Weniger Wartezeit?

Ärzteschaft skeptisch gegenüber Spahns Gesetz


Erntet vonseiten der Ärzteschaft nicht nur Zustimmung für sein Gesetz: Bundesgesundheitsminister Jens Spahn.

Erntet vonseiten der Ärzteschaft nicht nur Zustimmung für sein Gesetz: Bundesgesundheitsminister Jens Spahn.

Von Stefan Karl

Gegen die Stimmen der Opposition hat die Berliner GroKo am Donnerstag ein Gesetz beschlossen, das für Kassenpatienten die Wartezeiten auf einen Arzttermin verkürzen soll. Bei der Ärzteschaft allerdings hält sich die Begeisterung in Grenzen. "Der Gesetzentwurf ist geprägt von einem tiefen Misstrauen gegenüber der Ärzteschaft und ihren Standesorganisationen. Dabei haben die Praxen stets bewiesen, dass sie in der Lage sind, die Terminvergabe in eigener Verantwortung mehr als zufriedenstellend zu gestalten", heißt in der Stellungnahme der Kassenärztlichen Vereinigung Bayerns (KVB).

Bundesgesundheitsminister Jens Spahn zeigte sich am Donnerstagmittag überzeugt, die richtigen Stellschrauben gedreht zu haben. "Ich bin fest davon überzeugt, dass das den Alltag der Patienten spürbar verbessert", sagte Spahn dem Redaktionsnetzwerk Deutschland (RND). Nach den neuen Vorgaben sollen Praxisärzte wöchentlich mindestens 25 statt 20 Stunden für gesetzlich Versicherte anbieten müssen.
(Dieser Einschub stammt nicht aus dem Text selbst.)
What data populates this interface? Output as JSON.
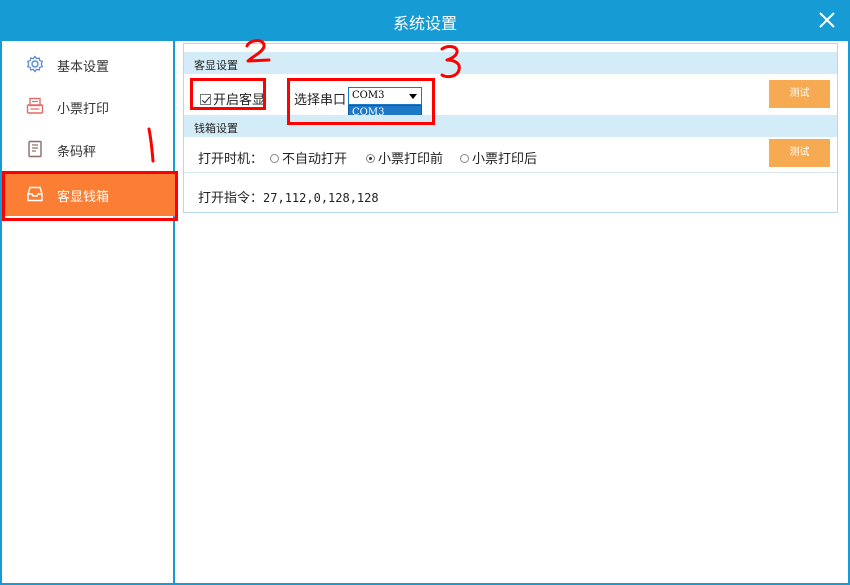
{
  "window": {
    "title": "系统设置"
  },
  "sidebar": {
    "items": [
      {
        "label": "基本设置",
        "icon": "gear-icon",
        "active": false
      },
      {
        "label": "小票打印",
        "icon": "printer-icon",
        "active": false
      },
      {
        "label": "条码秤",
        "icon": "scale-icon",
        "active": false
      },
      {
        "label": "客显钱箱",
        "icon": "cash-drawer-icon",
        "active": true
      }
    ]
  },
  "customer_display": {
    "section_title": "客显设置",
    "enable_label": "开启客显",
    "enable_checked": true,
    "port_label": "选择串口",
    "port_value": "COM3",
    "port_options": [
      "COM3"
    ],
    "test_label": "测试"
  },
  "cash_drawer": {
    "section_title": "钱箱设置",
    "timing_label": "打开时机：",
    "options": [
      "不自动打开",
      "小票打印前",
      "小票打印后"
    ],
    "selected_option": "小票打印前",
    "command_label": "打开指令：",
    "command_value": "27,112,0,128,128",
    "test_label": "测试"
  },
  "annotations": {
    "labels": [
      "1",
      "2",
      "3"
    ],
    "color": "#ff0000"
  },
  "colors": {
    "titlebar": "#169bd5",
    "active_item": "#fc7e35",
    "button": "#f6ab53",
    "section_header": "#d4ecf8"
  }
}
Das Gesetz fordert außerdem ab Anfang 2020 Termin-Servicestellen für Patienten, die täglich rund um die Uhr erreichbar sein sollen, um die Versorgung in den Randzeiten sicherzustellen.

Laut Einschätzung der Kassenärztlichen Vereinigung Bayerns (KVB) geht Spahns Gesetz in vielen Punkten an der Realität vorbei: "Von Seiten der KVB aus erkennen wir hier keinen Vorteil", erklärte Martin Eulitz, der Sprecher der KVB auf Anfrage von idowa, "da die meisten Praxen schon heute weit über die nun geforderten 25 Stunden pro Woche für ihre Patienten - egal, wie diese versichert sind - zur Verfügung stehen." Zudem gebe es in Bayern für die sprechstundenfreien Zeiten beispielsweise an Wochenenden und Feiertagen einen Ärztlichen Bereitschaftsdienst mit zentral gelegenen Bereitschaftspraxen und einem separaten Fahrdienst für medizinisch notwendige Hausbesuche.
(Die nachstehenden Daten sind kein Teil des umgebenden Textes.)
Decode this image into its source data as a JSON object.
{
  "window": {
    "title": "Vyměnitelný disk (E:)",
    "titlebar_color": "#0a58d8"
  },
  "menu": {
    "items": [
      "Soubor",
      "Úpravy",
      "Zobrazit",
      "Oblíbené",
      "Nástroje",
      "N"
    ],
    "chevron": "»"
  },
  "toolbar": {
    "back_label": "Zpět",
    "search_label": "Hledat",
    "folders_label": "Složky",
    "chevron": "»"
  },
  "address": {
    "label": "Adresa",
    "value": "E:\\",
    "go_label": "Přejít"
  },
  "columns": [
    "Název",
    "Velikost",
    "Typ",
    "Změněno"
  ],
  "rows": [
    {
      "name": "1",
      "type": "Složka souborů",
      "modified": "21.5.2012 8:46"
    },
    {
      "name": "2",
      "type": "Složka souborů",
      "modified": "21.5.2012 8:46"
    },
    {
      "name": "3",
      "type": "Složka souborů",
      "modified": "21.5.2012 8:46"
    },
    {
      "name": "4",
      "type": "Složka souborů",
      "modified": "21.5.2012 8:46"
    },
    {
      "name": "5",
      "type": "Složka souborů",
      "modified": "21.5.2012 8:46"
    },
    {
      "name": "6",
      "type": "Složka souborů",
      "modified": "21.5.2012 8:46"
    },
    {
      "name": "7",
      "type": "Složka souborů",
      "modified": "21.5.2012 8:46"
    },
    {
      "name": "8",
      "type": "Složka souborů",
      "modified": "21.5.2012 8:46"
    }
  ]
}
Dahingegen hat das neue Gesetz laut Eulitz durchaus Problempotenzial: "Eine negative Auswirkung des Gesetzes könnte es sein, dass junge Ärztinnen und Ärzte durch die Bevormundung durch die Politik, was die Gestaltung ihrer Praxisorganisation angeht, davon abgehalten werden, selbst eine Praxis zu eröffnen oder eine bestehende Praxis zu übernehmen. Das würde den gerade im ländlichen Raum vielerorts bereits bestehenden Ärztemangel noch weiter verschärfen."

Aus Sicht der Ärztevertreter, scheint also wenig übrig zu bleiben von den erhofften Vorteilen, die das Spahn-Gesetz bringen soll. Der Chef der Techniker Krankenkasse, Jens Baas, äußerte sich ebenfalls skeptisch zu Spahns Terminservice- und Versorgungsgesetz. Bei vielen Aspekten würden sich die spezifischen Folgen für die Versorgung erst in der Umsetzung zeigen, sagte er laut einer dpa-Meldung der "Rheinischen Post". Zudem würden die Verbesserungen die Versorgung auch teurer machen.
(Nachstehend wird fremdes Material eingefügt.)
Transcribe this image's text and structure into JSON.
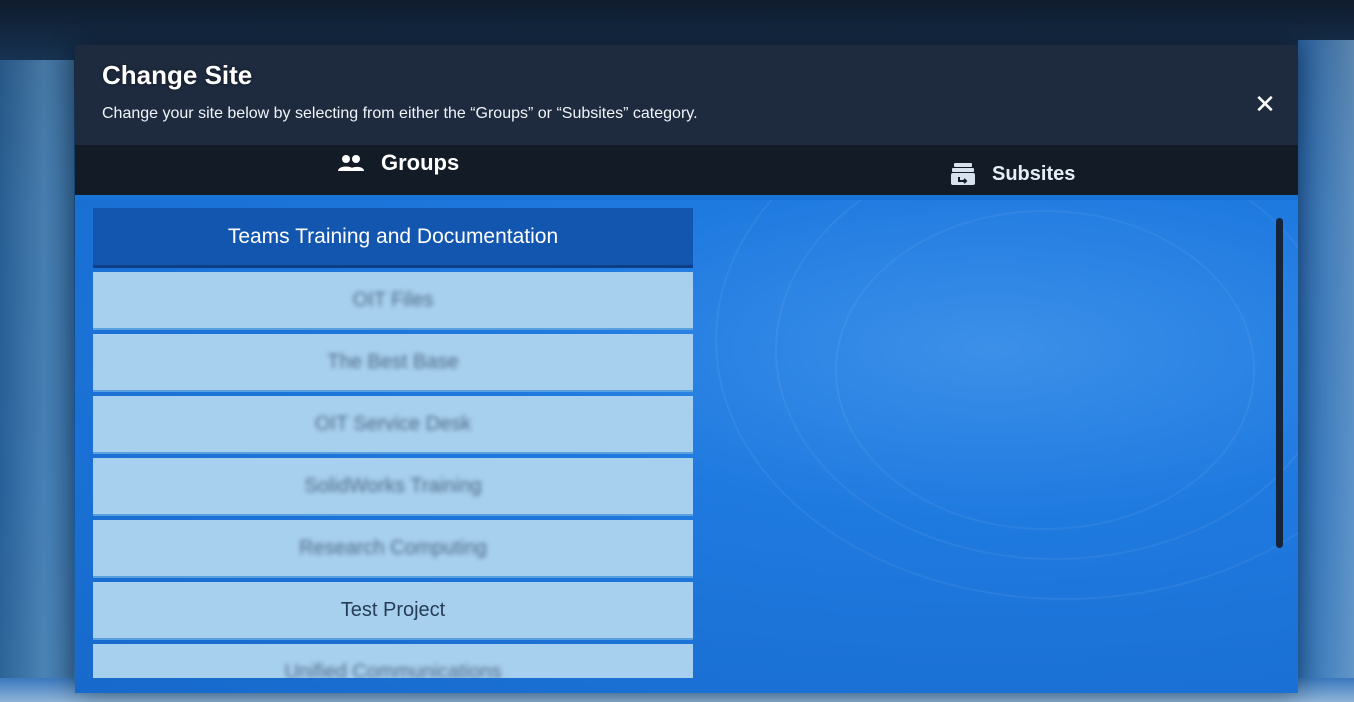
{
  "modal": {
    "title": "Change Site",
    "subtitle": "Change your site below by selecting from either the “Groups” or “Subsites” category.",
    "close_symbol": "✕"
  },
  "tabs": [
    {
      "label": "Groups",
      "icon": "people-icon"
    },
    {
      "label": "Subsites",
      "icon": "subsites-icon"
    }
  ],
  "groups": {
    "header": "Teams Training and Documentation",
    "items": [
      {
        "label": "OIT Files",
        "blurred": true
      },
      {
        "label": "The Best Base",
        "blurred": true
      },
      {
        "label": "OIT Service Desk",
        "blurred": true
      },
      {
        "label": "SolidWorks Training",
        "blurred": true
      },
      {
        "label": "Research Computing",
        "blurred": true
      },
      {
        "label": "Test Project",
        "blurred": false
      },
      {
        "label": "Unified Communications",
        "blurred": true
      }
    ]
  },
  "colors": {
    "header_bg": "#1e2b3f",
    "tabs_bg": "#131b27",
    "content_bg": "#1873d6",
    "group_header_bg": "#1356b0",
    "group_item_bg": "#a7d0ee"
  }
}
Immerhin - wo es um Geld geht, werden Minister und Ärzte sich einig: "An dem Gesetz ist positiv zu beurteilen, dass mehr Leistungen auch zusätzliches Honorar nach sich ziehen sollen, also mehr Mittel in die ambulante Versorgung der Patienten fließen sollen", erklärt Martin Eulitz von der KVB. "Es handelt sich hier um Honorarzuschläge beziehungsweise extrabudgetäre Vergütung für bestimmte ärztliche Leistungen, etwa für von der Terminservicestelle vermittelte Patienten und im Rahmen der ‚offenen Sprechstunde'. Hier bleibt allerdings abzuwarten, wie diese Regelungen dann konkret umgesetzt werden, um zu beurteilen, welche Wirkung sie haben."